SAID node state machine: state triggered when a SAID node detects, diagnoses, and rectifies faults. A SAID node involves seven states: initial, detecting, diagnosing, invalid-diagnose, recovering, judging, and service exception states.
SAID tracing: The SAID collects and stores information generated when a SAID node detects, diagnoses, and rectifies faults. The information can be used to locate the root cause of a fault.
Fault locating in the SAID involves the fault detection, diagnosis, and recovery phases. The SAID has multiple SAID nodes. Each time valid diagnosis is triggered (that is, the recovery process has been triggered), the SAID records the diagnosis process information for fault tracing. The SAID's main processes are described as follows:
Defense startup phase: After the system runs, it instructs modules to deploy fault defense (for example, periodic logic re-loading and entry synchronization), starting the entire device's fault defense.
Detection phase: A SAID node detects faults and finds prerequisites for problem occurrence. Fault detection is classified as periodic detection (for example, periodic traffic decrease detection) or triggered detection (for example, IS-IS Down detection).
Diagnosis phase: Once a SAID node detects a fault, the SAID node diagnoses the fault and collects various fault entries to locate fault causes (only causes based on which recovery measures can be taken need to be located).
Recovery phase: After recording information, the SAID node starts to rectify the fault by level. After the recovery action is completed at each level, the SAID node determines whether services recover (by determining whether the fault symptom disappears). If the fault persists, the SAID node continues to perform the recovery action at the next level until the fault is rectified. The recovery action is gradually performed from a lightweight level to a heavyweight level.
Tracing phase: If the SAID determines the fault and its cause, this fault diagnosis is a valid diagnosis. The SAID then records the diagnosis process.
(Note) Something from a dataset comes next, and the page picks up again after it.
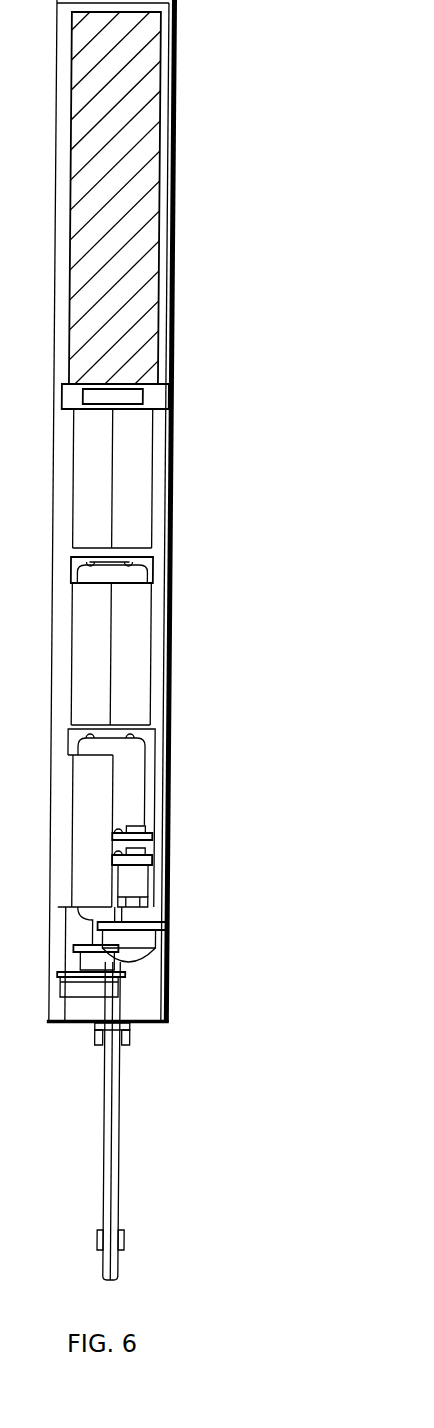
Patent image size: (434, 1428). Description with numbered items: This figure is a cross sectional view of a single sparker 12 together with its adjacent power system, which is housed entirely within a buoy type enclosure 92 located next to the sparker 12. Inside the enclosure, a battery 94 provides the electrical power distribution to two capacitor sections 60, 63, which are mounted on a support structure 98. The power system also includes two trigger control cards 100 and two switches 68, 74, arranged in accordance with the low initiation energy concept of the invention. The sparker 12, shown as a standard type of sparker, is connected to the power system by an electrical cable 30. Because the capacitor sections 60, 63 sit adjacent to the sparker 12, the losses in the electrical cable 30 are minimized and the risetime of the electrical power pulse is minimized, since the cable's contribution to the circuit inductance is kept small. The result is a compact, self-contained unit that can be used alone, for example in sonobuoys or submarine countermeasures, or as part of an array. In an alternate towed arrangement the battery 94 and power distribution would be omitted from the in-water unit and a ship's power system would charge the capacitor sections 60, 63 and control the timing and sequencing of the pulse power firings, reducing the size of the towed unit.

After entering the recovery phase, the SAID records the recovery process for subsequent analysis.
The fault detection, diagnosis, and recovery processes of a SAID node are implemented through state machines.
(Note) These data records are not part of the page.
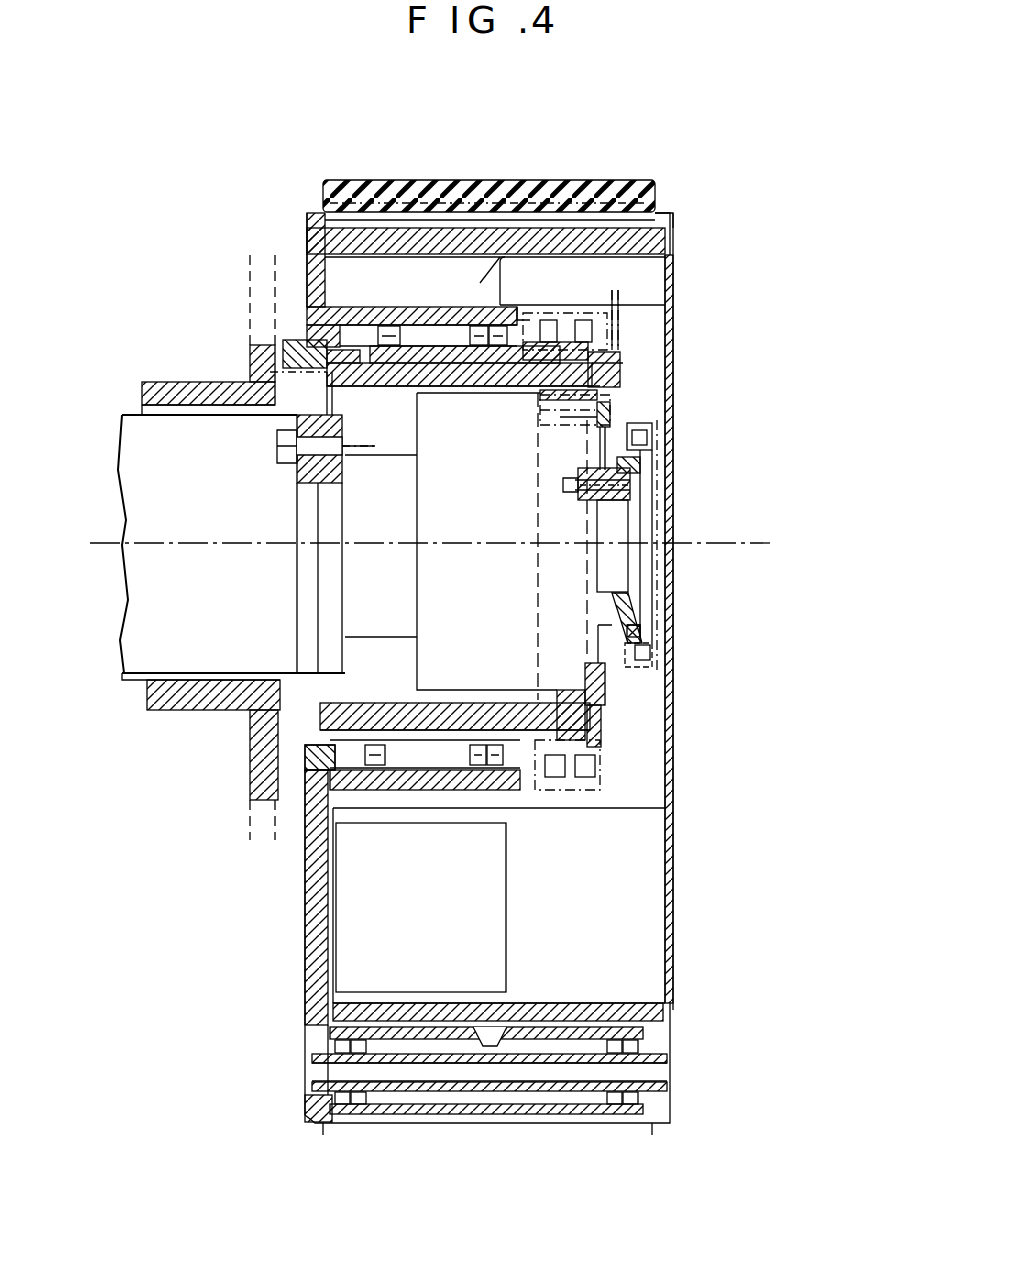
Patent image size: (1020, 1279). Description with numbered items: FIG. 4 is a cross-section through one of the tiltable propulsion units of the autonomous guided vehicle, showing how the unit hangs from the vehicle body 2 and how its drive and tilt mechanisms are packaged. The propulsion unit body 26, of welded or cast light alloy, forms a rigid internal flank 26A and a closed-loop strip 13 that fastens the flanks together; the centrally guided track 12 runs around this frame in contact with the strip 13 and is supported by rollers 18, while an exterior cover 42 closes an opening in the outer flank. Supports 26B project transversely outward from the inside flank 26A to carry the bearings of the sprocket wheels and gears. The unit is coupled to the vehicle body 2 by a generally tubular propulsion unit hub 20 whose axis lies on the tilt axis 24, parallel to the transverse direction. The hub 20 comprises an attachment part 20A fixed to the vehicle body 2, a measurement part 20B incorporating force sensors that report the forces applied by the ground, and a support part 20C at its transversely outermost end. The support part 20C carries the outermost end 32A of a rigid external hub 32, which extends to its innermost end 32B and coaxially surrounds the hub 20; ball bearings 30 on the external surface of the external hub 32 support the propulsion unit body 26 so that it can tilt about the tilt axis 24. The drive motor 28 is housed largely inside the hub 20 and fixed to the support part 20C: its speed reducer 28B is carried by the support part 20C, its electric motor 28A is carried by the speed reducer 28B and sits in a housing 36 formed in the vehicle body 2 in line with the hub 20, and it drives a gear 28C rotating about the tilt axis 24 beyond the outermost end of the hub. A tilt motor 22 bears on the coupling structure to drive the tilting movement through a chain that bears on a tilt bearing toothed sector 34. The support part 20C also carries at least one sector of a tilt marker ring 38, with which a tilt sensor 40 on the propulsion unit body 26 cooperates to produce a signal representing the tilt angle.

The vehicle body 2 is at (250, 340).
The track 12 is at (380, 200).
The closed-loop strip 13 is at (600, 212).
The rollers 18 is at (425, 1112).
The propulsion unit hub 20 is at (390, 400).
The attachment part 20A is at (342, 392).
The measurement part 20B is at (428, 393).
The support part 20C is at (600, 714).
The tilt motor 22 is at (470, 947).
The tilt axis 24 is at (700, 540).
The propulsion unit body 26 is at (283, 857).
The internal flank 26A is at (320, 920).
The supports 26B is at (490, 782).
The drive motor 28 is at (390, 647).
The electric motor 28A is at (165, 505).
The speed reducer 28B is at (560, 627).
The gear 28C is at (637, 432).
The ball bearings 30 is at (470, 340).
The external hub 32 is at (495, 385).
The transversely outermost end 32A is at (595, 405).
The transversely innermost end 32B is at (395, 340).
The tilt bearing toothed sector 34 is at (585, 742).
The housing 36 is at (165, 685).
The tilt marker ring 38 is at (610, 377).
The tilt sensor 40 is at (617, 320).
The exterior cover 42 is at (668, 472).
All state transition scenarios are as follows:
When detecting a trigger event in the initial state, the SAID node enters the detecting state.
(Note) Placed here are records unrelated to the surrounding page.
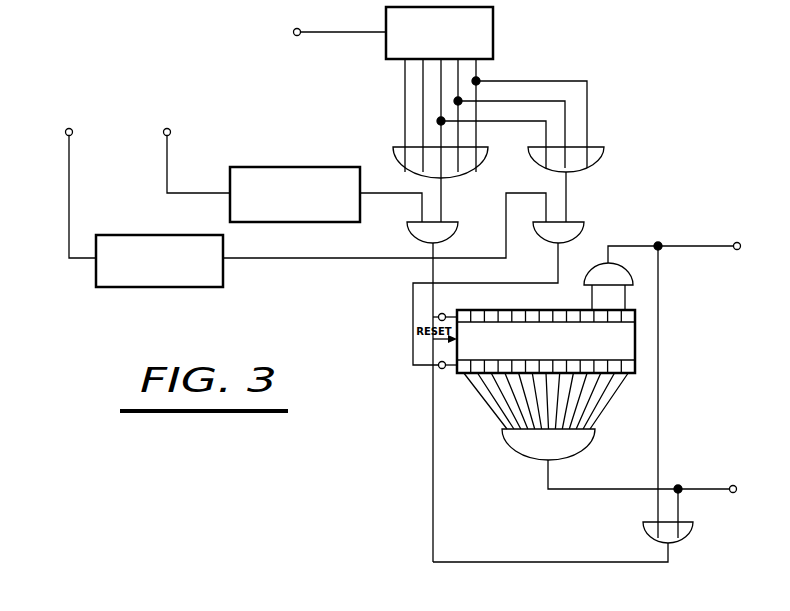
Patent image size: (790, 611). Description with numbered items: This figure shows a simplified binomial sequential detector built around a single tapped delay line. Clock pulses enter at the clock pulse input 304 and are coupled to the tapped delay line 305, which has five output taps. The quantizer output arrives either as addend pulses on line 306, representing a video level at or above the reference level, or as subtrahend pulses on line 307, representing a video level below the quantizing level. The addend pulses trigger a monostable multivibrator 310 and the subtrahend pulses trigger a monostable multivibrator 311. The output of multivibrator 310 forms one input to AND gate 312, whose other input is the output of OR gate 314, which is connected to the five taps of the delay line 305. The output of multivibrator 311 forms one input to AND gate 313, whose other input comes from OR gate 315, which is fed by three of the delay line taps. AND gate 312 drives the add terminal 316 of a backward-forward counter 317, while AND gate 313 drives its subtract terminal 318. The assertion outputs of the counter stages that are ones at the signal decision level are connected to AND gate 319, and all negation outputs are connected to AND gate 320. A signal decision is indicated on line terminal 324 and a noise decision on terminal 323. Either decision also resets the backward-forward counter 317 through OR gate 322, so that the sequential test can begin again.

The clock pulse input terminal 304 is at (349, 22).
The tapped delay line 305 is at (493, 31).
The addend pulse line 306 is at (167, 160).
The subtrahend pulse line 307 is at (69, 160).
The monostable multivibrator 310 is at (343, 167).
The monostable multivibrator 311 is at (180, 233).
The AND gate 312 is at (447, 240).
The AND gate 313 is at (548, 242).
The OR gate 314 is at (444, 177).
The OR gate 315 is at (582, 172).
The add terminal 316 is at (442, 313).
The backward-forward counter 317 is at (636, 336).
The subtract terminal 318 is at (441, 369).
The AND gate 319 is at (603, 266).
The AND gate 320 is at (558, 459).
The OR gate 322 is at (676, 543).
The noise output terminal 323 is at (708, 501).
The signal decision line terminal 324 is at (735, 250).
If the detection is not completed in the detecting state, the SAID node keeps working in this state.
If a detection timeout occurs or no fault is detected in the detecting state, the SAID node enters the initial state.
When detecting a fault in the detecting state, the SAID node enters the diagnosing state.
If the diagnosis action is not completed in the diagnosing state, the SAID node keeps working in this state.
If an environmental change occurs in the diagnosing state or another SAID node enters the recovering state, the SAID node enters the invalid-diagnose state.
If the diagnosis action is not completed in the invalid-diagnose state, the SAID node keeps working in this state.
If no device exception is detected after the diagnosis action is completed in the diagnosing state, the SAID node enters the initial state.
If a device exception is detected after the diagnosis action is completed in the diagnosing state, the SAID node enters the recovering state.
If the recovery action is not completed in the recovering state, the SAID node keeps working in this state.
If the recovery action is completed in the recovering state, the SAID node enters the judging state.
If the judgment action is not completed in the judging state, the SAID node keeps working in this state.
If the service does not recover in the judging state and a secondary recovery action exists, the SAID node enters the recovering state.
If the service does not recover in the judging state and no secondary recovery action exists, the SAID node enters the service exception state.
In the service exception state, the SAID node periodically checks whether the service recovers.
If the service recovers in the judging state, the SAID node enters the initial state.